To demonstrate the effect of the sample rate setting on device performance, multiple configurations were benchmarked. The following three configurations were tested on a CMS-9068 and CMS-9036 connected by Gigabit Ethernet to a server with InsightCM’s recommended specifications:

  • Configuration 1: 1 Tachometer, 3 Accelerometers
  • Configuration 2: 1 Tachometer, 9 Accelerometers
  • Configuration 3: 1 Tachometer, 21 Accelerometers

Sample Rates of 12.8, 25.6, 51.2, and 102.4 kS/s were tested with the default accelerometer and tachometer feature set. A file length of 4 seconds and pre-trigger length of 1 second was used in all test configurations. Data Sets were collected once an hour, and Trend Data was collected every 15 minutes. No Delta EU triggers were used for data collection.

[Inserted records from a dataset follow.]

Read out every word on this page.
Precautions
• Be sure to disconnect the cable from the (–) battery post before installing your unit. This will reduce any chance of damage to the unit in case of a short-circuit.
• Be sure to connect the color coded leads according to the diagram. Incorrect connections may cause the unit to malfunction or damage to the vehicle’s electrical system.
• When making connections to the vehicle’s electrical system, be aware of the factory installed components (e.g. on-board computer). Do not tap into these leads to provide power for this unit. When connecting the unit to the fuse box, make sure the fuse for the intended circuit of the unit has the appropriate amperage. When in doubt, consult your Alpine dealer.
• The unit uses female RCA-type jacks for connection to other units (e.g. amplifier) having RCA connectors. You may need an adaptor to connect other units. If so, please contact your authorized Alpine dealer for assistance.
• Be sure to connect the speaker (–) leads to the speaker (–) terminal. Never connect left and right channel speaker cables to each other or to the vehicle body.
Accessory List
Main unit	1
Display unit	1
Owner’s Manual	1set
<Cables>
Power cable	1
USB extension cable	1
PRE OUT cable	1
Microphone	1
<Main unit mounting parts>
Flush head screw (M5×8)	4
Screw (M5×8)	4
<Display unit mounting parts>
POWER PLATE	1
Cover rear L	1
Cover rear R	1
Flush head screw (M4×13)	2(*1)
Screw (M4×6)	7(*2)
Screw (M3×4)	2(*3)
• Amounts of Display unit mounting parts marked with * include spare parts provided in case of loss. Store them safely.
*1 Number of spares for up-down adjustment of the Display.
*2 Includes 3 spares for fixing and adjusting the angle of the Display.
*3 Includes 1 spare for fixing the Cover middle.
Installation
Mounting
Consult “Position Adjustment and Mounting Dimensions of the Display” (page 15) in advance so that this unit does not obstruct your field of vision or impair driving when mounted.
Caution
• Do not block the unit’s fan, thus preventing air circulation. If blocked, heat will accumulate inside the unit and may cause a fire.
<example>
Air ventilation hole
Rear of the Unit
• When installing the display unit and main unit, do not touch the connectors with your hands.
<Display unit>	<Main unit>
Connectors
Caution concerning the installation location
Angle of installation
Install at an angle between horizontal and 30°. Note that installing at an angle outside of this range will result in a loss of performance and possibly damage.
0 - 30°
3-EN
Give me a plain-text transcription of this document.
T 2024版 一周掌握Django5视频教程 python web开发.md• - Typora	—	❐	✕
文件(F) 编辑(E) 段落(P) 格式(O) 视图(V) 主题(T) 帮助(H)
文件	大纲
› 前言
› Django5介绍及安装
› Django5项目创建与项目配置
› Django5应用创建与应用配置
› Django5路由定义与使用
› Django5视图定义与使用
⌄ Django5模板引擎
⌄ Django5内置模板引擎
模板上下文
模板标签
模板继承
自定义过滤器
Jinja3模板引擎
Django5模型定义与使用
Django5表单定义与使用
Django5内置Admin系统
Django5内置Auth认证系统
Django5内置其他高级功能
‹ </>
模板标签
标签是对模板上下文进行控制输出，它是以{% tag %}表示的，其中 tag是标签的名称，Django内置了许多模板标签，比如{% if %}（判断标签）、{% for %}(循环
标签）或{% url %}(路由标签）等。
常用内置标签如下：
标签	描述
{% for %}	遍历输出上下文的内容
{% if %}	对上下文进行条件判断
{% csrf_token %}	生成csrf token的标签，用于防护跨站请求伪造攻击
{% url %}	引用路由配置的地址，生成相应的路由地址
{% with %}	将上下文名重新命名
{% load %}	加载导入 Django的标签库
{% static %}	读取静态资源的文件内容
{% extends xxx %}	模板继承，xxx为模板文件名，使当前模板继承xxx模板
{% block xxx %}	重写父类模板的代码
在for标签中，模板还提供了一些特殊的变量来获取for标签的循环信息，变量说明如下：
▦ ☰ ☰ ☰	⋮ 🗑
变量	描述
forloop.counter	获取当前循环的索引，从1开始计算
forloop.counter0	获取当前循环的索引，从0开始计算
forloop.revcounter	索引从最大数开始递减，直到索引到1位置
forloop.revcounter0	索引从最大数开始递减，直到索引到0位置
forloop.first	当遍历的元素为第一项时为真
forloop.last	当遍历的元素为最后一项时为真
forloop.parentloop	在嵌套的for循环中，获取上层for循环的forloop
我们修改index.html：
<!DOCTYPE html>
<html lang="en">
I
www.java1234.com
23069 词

The CMS-9065 was not tested because it is the 4-slot variant of the CMS-9068, but it should perform similarly due to its identical internal components.

The data below should only be used as a reference for baseline performance, due to the many factors that can affect performance. Increased network latency, more connected InsightCM devices, increasing data collection frequency, and poor server performance will all negatively affect device performance. For instance, adding a Delta EU Trigger will increase your device's memory usage whenever a given feature is changing rapidly.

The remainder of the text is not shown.